God has given you "now he has not yet given you tomorrow.


We are not to tempt the Lord by any delay.


There have been no promises made to any of a tomorrow

Some think that they will be a Christian by "trying harder to live a good life".


But they need to learn that becoming a Christian, being "born again" is illustrated by the birth of Mary’s child, and not Elisabeth’s child.


John the Baptist was born through the actions of Elisabeth and Zacharias, which God supernaturally brought to conception and birth for Elisabeth was well stricken in years and barren all of her life.


However this is not the way men are saved.


Salvation does not result from our efforts, which God somehow miraculously blesses.


Our salvation comes about in the same way that Mary's baby was conceived - totally by the sovereign work of God, apart from any effort which Mary would make.
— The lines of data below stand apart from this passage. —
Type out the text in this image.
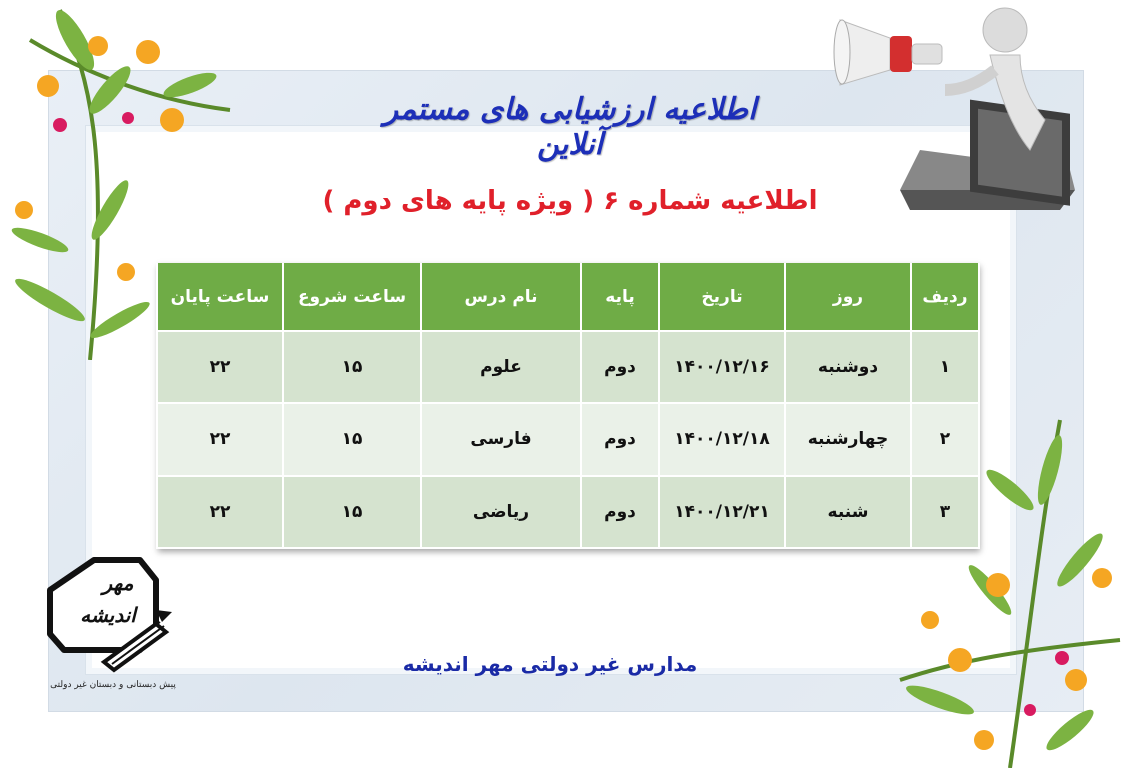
اطلاعیه ارزشیابی های مستمر آنلاین
اطلاعیه شماره ۶ ( ویژه پایه های دوم )
ردیف	روز	تاریخ	پایه	نام درس	ساعت شروع	ساعت پایان
۱	دوشنبه	۱۴۰۰/۱۲/۱۶	دوم	علوم	۱۵	۲۲
۲	چهارشنبه	۱۴۰۰/۱۲/۱۸	دوم	فارسی	۱۵	۲۲
۳	شنبه	۱۴۰۰/۱۲/۲۱	دوم	ریاضی	۱۵	۲۲
مهر
اندیشه
پیش دبستانی و دبستان غیر دولتی
مدارس غیر دولتی مهر اندیشه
God does the work of producing life in us, just as He brought about life in Mary.


We but need to believe and to accept God's work, but we must leave the working to Him, and not to ourselves.


Just as Mary did concerning the birth of the Lord Jesus Christ.
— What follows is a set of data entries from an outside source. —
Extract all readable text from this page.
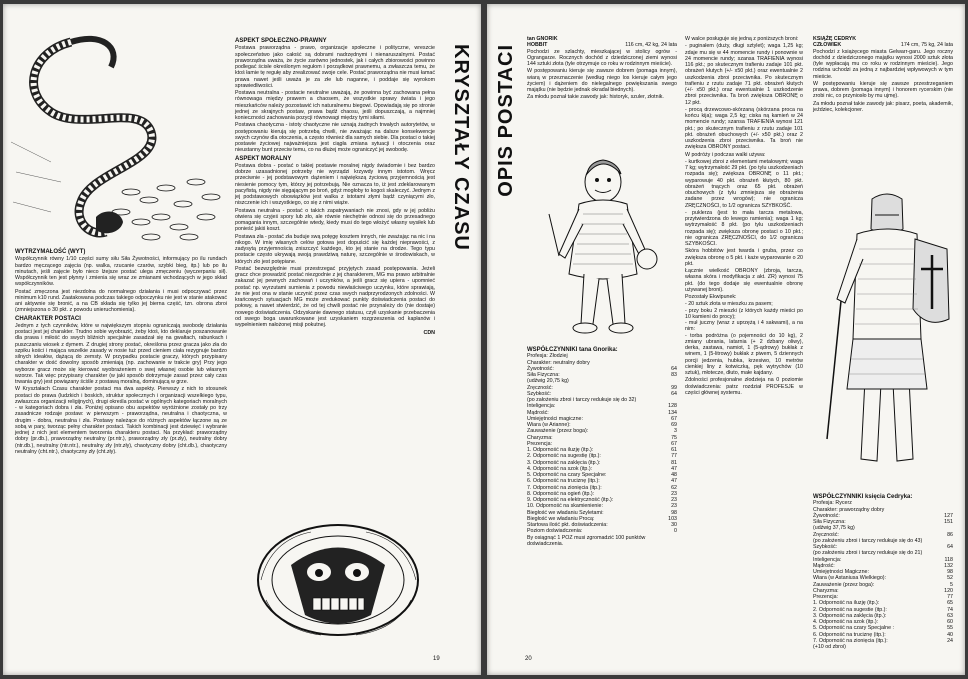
WYTRZYMAŁOŚĆ (WYT)

Współczynnik równy 1/10 części sumy siłu Siła Żywotności, informujący po ilu rundach bardzo męczącego zajęcia (np. walka, rzucanie czarów, szybki bieg, itp.) lub po ilu minutach, jeśli zajęcie było nieco lżejsze postać ulega zmęczeniu (wyczerpaniu sił). Współczynnik ten jest płynny i zmienia się wraz ze zmianami wchodzących w jego skład współczynników.

Postać zmęczona jest niezdolna do normalnego działania i musi odpoczywać przez minimum k10 rund. Zaatakowana podczas takiego odpoczynku nie jest w stanie atakować ani aktywnie się bronić, a na CB składa się tylko jej bierna część, tzn. obrona zbroi (zmniejszona o 30 pkt. z powodu unieruchomienia).

CHARAKTER POSTACI

Jednym z tych czynników, które w największym stopniu ograniczają swobodę działania postaci jest jej charakter. Trudno sobie wyobrazić, żeby ktoś, kto deklaruje poszanowanie dla prawa i miłość do swych bliźnich specjalnie zasadzał się na gwałtach, rabunkach i puszczaniu wiosek z dymem. Z drugiej strony postać, określona przez gracza jako zła do szpiku kości i mająca wszelkie zasady w nosie tuż przed cieniem ciała rezygnuje bardzo silnych ideałów, dążącą do zemsty. W przypadku postacie graczy, których przypisany charakter w dość dowolny sposób zmieniają (np. zachowanie w trakcie gry) Przy jego wyborze gracz może się kierować wyobrażeniem o swej własnej osobie lub własnym wzorze. Tak więc przypisany charakter (w jaki sposób dotrzymuje zasad przez cały czas trwania gry) jest powiązany ściśle z postawą moralną, dominującą w grze.

W Kryształach Czasu charakter postaci ma dwa aspekty. Pierwszy z nich to stosunek postaci do prawa (ludzkich i boskich, struktur społecznych i organizacji wszelkiego typu, zwłaszcza organizacji religijnych), drugi określa postać w ogólnych kategoriach moralnych - w kategoriach dobra i zła. Poniżej opisano obu aspektów wyróżnione zostały po trzy zasadnicze rodzaje postaw: w pierwszym - praworządna, neutralna i chaotyczna, w drugim - dobra, neutralna i zła. Postawy należące do różnych aspektów łączone są ze sobą w pary, tworząc pełny charakter postaci. Takich kombinacji jest dziewięć i wybranie jednej z nich jest elementem tworzenia charakteru postaci. Na przykład: praworządny dobry (pr.db.), praworządny neutralny (pr.ntr.), praworządny zły (pr.zły), neutralny dobry (ntr.db.), neutralny (ntr.ntr.), neutralny zły (ntr.zły), chaotyczny dobry (cht.db.), chaotyczny neutralny (cht.ntr.), chaotyczny zły (cht.zły).

ASPEKT SPOŁECZNO-PRAWNY

Postawa praworządna - prawo, organizacje społeczne i polityczne, wreszcie społeczeństwo jako całość są dobrami nadrzędnymi i nienaruszalnymi. Postać praworządna uważa, że życie zarówno jednostek, jak i całych zbiorowości powinno podlegać ścisłe określonym regułom i porządkowi prawnemu, a zwłaszcza temu, że ktoś łamie tę regułę aby zrealizować swoje cele. Postać praworządna nie musi łamać prawa nawet jeśli uważa je za złe lub naganne, i poddaje się wyrokom sprawiedliwości.

Postawa neutralna - postacie neutralne uważają, że powinna być zachowana pełna równowaga między prawem a chaosem, że wszystkie sprawy świata i jego mieszkańców należy pozostawić ich naturalnemu biegowi. Opowiadają się po stronie jednej ze skrajnych postaw, prawa bądź chaosu, jeśli dopuszczają, a najmniej konieczności zachowania pozycji równowagi między tymi siłami.

Postawa chaotyczna - istoty chaotyczne nie uznają żadnych trwałych autorytetów, w postępowaniu kierują się potrzebą chwili, nie zważając na dalsze konsekwencje swych czynów dla otoczenia, a często również dla samych siebie. Dla postaci o takiej postawie życiowej najważniejsza jest ciągła zmiana sytuacji i otoczenia oraz nieustanny bunt przeciw temu, co na dłużej może ograniczyć jej swobodę.

ASPEKT MORALNY

Postawa dobra - postać o takiej postawie moralnej nigdy świadomie i bez bardzo dobrze uzasadnionej potrzeby nie wyrządzi krzywdy innym istotom. Wręcz przeciwnie - jej podstawowym dążeniem i największą życiową przyjemnością jest niesienie pomocy tym, którzy jej potrzebują. Nie oznacza to, iż jest zdeklarowanym pacyfistą, nigdy nie sięgającym po broń, gdyż mogłoby to kogoś skaleczyć. Jednym z jej podstawowych obowiązków jest walka z istotami złymi bądź czyniącymi zło, niszczenie ich i wszystkiego, co się z nimi wiąże.

Postawa neutralna - postać o takich zapatrywaniach nie znosi, gdy w jej pobliżu otwiera się czyjeś spory lub zło, ale równie niechętnie odnosi się do przesadnego pomagania innym, szczególnie wtedy, kiedy musi do tego włożyć własny wysiłek lub ponieść jakiś koszt.

Postawa zła - postać zła buduje swą potęgę kosztem innych, nie zważając na nic i na nikogo. W imię własnych celów gotowa jest dopuścić się każdej nieprawości, z zadysytą przyjemnością zniszczyć każdego, kto jej stanie na drodze. Tego typu postacie często ukrywają swoją prawdziwą naturę, szczególnie w środowiskach, w których zło jest potępiane.

Postać bezwzględnie musi przestrzegać przyjętych zasad postępowania. Jeżeli gracz chce prowadzić postać niezgodnie z jej charakterem, MG ma prawo arbitralnie zakazać jej pewnych zachowań i uczynków, a jeśli gracz się upiera - upomnieć postać np. wyrzutami sumienia z powodu niewłaściwego uczynku, które sprawiają, że nie jest ona w stanie uczynić przez czas swych nadprzyrodzonych zdolności. W krańcowych sytuacjach MG może zredukować punkty doświadczenia postaci do połowy, a nawet stwierdzić, że od tej chwili postać nie przynależy do (nie dostaje) nowego doświadczenia. Odzyskanie dawnego statusu, czyli uzyskanie przebaczenia od swego boga uwarunkowane jest uzyskaniem rozgrzeszenia od kapłanów i wypełnieniem nałożonej misji pokutnej.

CDN
KRYSZTAŁY CZASU
19
OPIS POSTACI
tan GNORIK
HOBBIT	116 cm, 42 kg, 24 lata

Pochodzi ze szlachty, mieszkającej w stolicy ogrów - Ograngarze. Rocznych dochód z dziedziczonej ziemi wynosi 144 sztuki złota (tyle otrzymuje co roku w rodzinnym mieście).

W postępowaniu kieruje się zawsze dobrem (pomaga innym), wiarą w przeznaczenie (według niego los kieruje całym jego życiem) i dążeniem do nielegalnego powiększania swego majątku (nie będzie jednak okradał biednych).

Za młodu poznał takie zawody jak: historyk, szuler, złotnik.

WSPÓŁCZYNNIKI tana Gnorika:
Profesja: Złodziej
Charakter: neutralny dobry
Żywotność:	64
Siła Fizyczna:	83
(udźwig 20,75 kg)
Zręczność:	99
Szybkość:	64
(po założeniu zbroi i tarczy redukuje się do 32)
Inteligencja:	128
Mądrość:	134
Umiejętności magiczne:	67
Wiara (w Arianne):	69
Zauważenie (przez boga):	3
Charyzma:	75
Prezencja:	67
1. Odporność na iluzję (itp.):	61
2. Odporność na sugestię (itp.):	77
3. Odporność na zaklęcia (itp.):	81
4. Odporność na szok (itp.):	47
5. Odporność na czary Specjalne:	48
6. Odporność na truciznę (itp.):	47
7. Odporność na zionięcia (itp.):	62
8. Odporność na ogień (itp.):	23
9. Odporność na elektryczność (itp.):	23
10. Odporność na skamienienie:	23
Biegłość we władaniu Szyletami:	98
Biegłość we władaniu Procą:	103
Startowa ilość pkt. doświadczenia:	30
Poziom doświadczenia:	0
By osiągnąć 1 POZ musi zgromadzić 100 punktów doświadczenia.

W walce posługuje się jedną z poniższych broni:

- puginałem (duży, długi sztylet); waga 1,25 kg; zdaje mu się w 44 momencie rundy i ponownie w 24 momencie rundy; szansa TRAFIENIA wynosi 116 pkt.; po skutecznym trafieniu zadaje 101 pkt. obrażeń kłutych (+/- x50 pkt.) oraz ewentualnie 2 uszkodzenia zbroi przeciwnika. Po skutecznym trafieniu z rzutu zadaje 71 pkt. obrażeń kłutych (+/- x50 pkt.) oraz ewentualnie 1 uszkodzenie zbroi przeciwnika. Ta broń zwiększa OBRONĘ o 12 pkt.

- procą drzewcowo-skórzaną (skórzana proca na końcu kija); waga 2,5 kg; ciska ną kamień w 24 momencie rundy; szansa TRAFIENIA wynosi 121 pkt.; po skutecznym trafieniu z rzutu zadaje 101 pkt. obrażeń obuchowych (+/- x50 pkt.) oraz 2 uszkodzenia zbroi przeciwnika. Ta broń nie zwiększa OBRONY postaci.

W podróży i podczas walki używa:

- kurtkowej zbroi z elementami metalowymi; waga 7 kg; wytrzymałość 29 pkt. (po tylu uszkodzeniach rozpada się); zwiększa OBRONĘ o 11 pkt.; wyparowuje 40 pkt. obrażeń kłutych, 80 pkt. obrażeń tnących oraz 65 pkt. obrażeń obuchowych (z tylu zmniejsza się obrażenia zadane przez wrogów); nie ogranicza ZRĘCZNOŚCI, to 1/2 ogranicza SZYBKOŚĆ.

- puklerza (jest to mała tarcza metalowa, przytwierdzona do lewego ramienia); waga 1 kg; wytrzymałość 8 pkt. (po tylu uszkodzeniach rozpada się); zwiększa obronę postaci o 10 pkt.; nie ogranicza ZRĘCZNOŚCI, do 1/2 ogranicza SZYBKOŚCI.

Skóra hobbitów jest twarda i gruba, przez co zwiększa obronę o 5 pkt. i każe wyparowanie o 20 pkt.

Łącznie wielkość OBRONY (zbroja, tarcza, własna skóra i modyfikacja z akt. ZR) wynosi 75 pkt. (do tego dodaje się ewentualnie obronę używanej broni).

Pozostały Ekwipunek:

- 20 sztuk złota w mieszku za pasem;
- przy boku 2 mieszki (z których każdy mieści po 10 kamieni do procy);
- muł juczny (wraz z uprzężą i 4 sakwami), a na nim:
- torba podróżna (o pojemności do 10 kg), 2 zmiany ubrania, latarnia (+ 2 dzbany oliwy), derka, zastawa, namiot, 1 (5-ądrowy) bukłak z winem, 1 (5-litrowy) bukłak z piwem, 5 dziennych porcji jedzenia, hubka, krzesiwo, 10 metrów cienkiej liny z kotwiczką, pęk wytrychów (10 sztuk), młotecze, dłuto, małe kajdany.

Zdolności profesjonalne złodzieja na 0 poziomie doświadczenia: patrz rozdział PROFESJE w części głównej systemu.

KSIĄŻĘ CEDRYK
CZŁOWIEK	174 cm, 75 kg, 24 lata

Pochodzi z książęcego miasta Gelwarr-garu. Jego roczny dochód z dziedziczonego majątku wynosi 2000 sztuk złota (tyle wypłacają mu co roku w rodzinnym mieście). Jego rodzina uchodzi za jedną z najbardziej wpływowych w tym mieście.

W postępowaniu kieruje się zawsze przestrzeganiem prawa, dobrem (pomaga innym) i honorem rycerskim (nie zrobi nic, co przyniosło by mu ujmę).

Za młodu poznał takie zawody jak: pisarz, poeta, akademik, jeździec, kolekcjoner.

WSPÓŁCZYNNIKI księcia Cedryka:
Profesja: Rycerz
Charakter: praworządny dobry
Żywotność:	127
Siła Fizyczna:	151
(udźwig 37,75 kg)
Zręczność:	86
(po założeniu zbroi i tarczy redukuje się do 43)
Szybkość:	64
(po założeniu zbroi i tarczy redukuje się do 21)
Inteligencja:	118
Mądrość:	132
Umiejętności Magiczne:	98
Wiara (w Astaniusa Wielkiego):	52
Zauważenie (przez boga):	5
Charyzma:	120
Prezencja:	77
1. Odporność na iluzję (itp.):	65
2. Odporność na sugestie (itp.):	74
3. Odporność na zaklęcia (itp.):	63
4. Odporność na szok (itp.):	60
5. Odporność na czary Specjalne :	55
6. Odporność na truciznę (itp.):	40
7. Odporność na zionięcia (itp.):	24
(+10 od zbroi)
20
Luke 1:38, And Mary said, Behold the handmaid of the Lord; be it unto me according to thy word.


Salvation is God's miraculous work in us producing new life.


The Israelites felt that their physical link with Abraham was sufficient to save them, but they were wrong, and John would later challenge this false belief (Luke3:8).


As our Lord Himself said later, those who obey His word are His sisters, brothers, and mother.


Physical relationship to Christ is not nearly as important as one's spiritual relationship.


What is your spiritual relationship to God?


Are you trying to get a hold of God by what you think is your goodness or are you letting God take hold of you knowing that you have no goodness worthy of his notice.


Be it unto me according to His word!